Autre possibilité : la conclusion d’un bail dérogatoire de courte durée (d’une durée maximale de 3 ans). Ce type de contrat offre évidemment une grande flexibilité à la structure exploitant le restaurant virtuel. Toutefois attention : contrairement au bail commercial classique, le bailleur n’est pas obligé d’indemniser son locataire s’il décidait de ne pas renouveler le contrat (pas d’indemnité d’éviction en matière de bail dérogatoire). Ce type de bail n’est donc pas adapté si le locataire est tenu d’engager des dépenses d’installation importantes (par exemple, de financer lui-même les équipements de la cuisine) en particulier si ces aménagements sont inamovibles. Il risquerait de perdre les investissements réalisés à l’expiration du contrat, sans avoir eu le temps nécessaire pour les amortir comptablement.

Focus sur le préavis : quel que soit le contrat choisi (bail dérogatoire, contrat de prestation de services ou bail commercial 3,6,9 classique) le restaurateur doit être attentif à la flexibilité conférée par le contrat et au délai de préavis, pour continuer à bénéficier de la souplesse inhérente au concept des restaurants virtuels.

Focus sur la vente à emporter : surtout, ne pas oublier de vérifier si le contrat autorise la vente à emporter et l’activité de livraison à domicile. Dans les baux commerciaux classiques, la destination de « restauration » ou « petite restauration » n’implique pas par elle-même une autorisation de procéder à de la livraison, activité accessoire qui doit être précisée dans le bail. Il faut en outre vérifier si la vente à emporter n’est pas interdite par la copropriété.

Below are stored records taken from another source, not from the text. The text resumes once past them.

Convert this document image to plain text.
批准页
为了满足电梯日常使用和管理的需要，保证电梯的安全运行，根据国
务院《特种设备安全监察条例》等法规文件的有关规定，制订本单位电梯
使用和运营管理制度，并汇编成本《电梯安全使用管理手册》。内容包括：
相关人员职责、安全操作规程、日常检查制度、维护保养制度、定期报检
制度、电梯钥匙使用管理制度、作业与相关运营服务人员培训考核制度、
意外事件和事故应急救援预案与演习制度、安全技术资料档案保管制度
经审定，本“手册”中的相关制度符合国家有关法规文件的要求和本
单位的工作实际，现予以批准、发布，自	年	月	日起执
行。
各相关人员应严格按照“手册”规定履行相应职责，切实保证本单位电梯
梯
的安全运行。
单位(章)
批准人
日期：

Quel est le Code NAF des Dark Kitchen ?

Le code NAF (nomenclature d’activité française) ou code APE ( activité principale exercée) est un code délivré par l’INSEE au moment de l’immatriculation de l’entreprise, permettant d’identifier la branche d’activité du commerce concerné.

Pour les Dark Kitchen, le code APE/NAF paraissant le plus adapté est celui de la « Restauration rapide » (5610C) , autorisant la fourniture d’aliments et de boissons à consommer sur place ou à emporter, présentés dans des conditionnements jetables.

Rappelons que la Dark Kitchen, par définition, ne permet pas d’accueil de public sur place (c’est tout l’intérêt du dispositif). Dès lors, le code Naf de la restauration traditionnelle (5610A), qui concerne l’activité de restauration avec un service à table, ne nous semble pas adapté. Mais la question reste discutable et en pratique, certains restaurants virtuels ont pu choisir ce code APE.

Autre hypothèse parfois envisagée : le code NAF de l’activité de traiteurs qui, dans certaines conditions, paraît être possible (notamment pour les restaurants qui seraient spécialisés dans la production de repas liés à des occasions particulières).

La qualification du code Naf aura notamment des conséquences sur la convention collective applicable en matière de droit du travail pour les employés de la Dark kitchen. Rappelons qu’il est toujours possible de contester le code NAF/APE qui vous a été attribué, si vous considérez qu’il n’est pas adapté à votre activité.

Faut-il suivre la formation hygiène pour exploiter une Dark kitchen ?

Dès lors qu’il y a manipulation de denrées alimentaires, l’exploitant doit s’inscrire à une formation Hygiène alimentaire. Ceci découle d’une norme européenne (le « Paquet Hygiène » ou encore « Food Law »), intégrée en droit français notamment par l’article L233-4 du Code rural et de la pêche maritime.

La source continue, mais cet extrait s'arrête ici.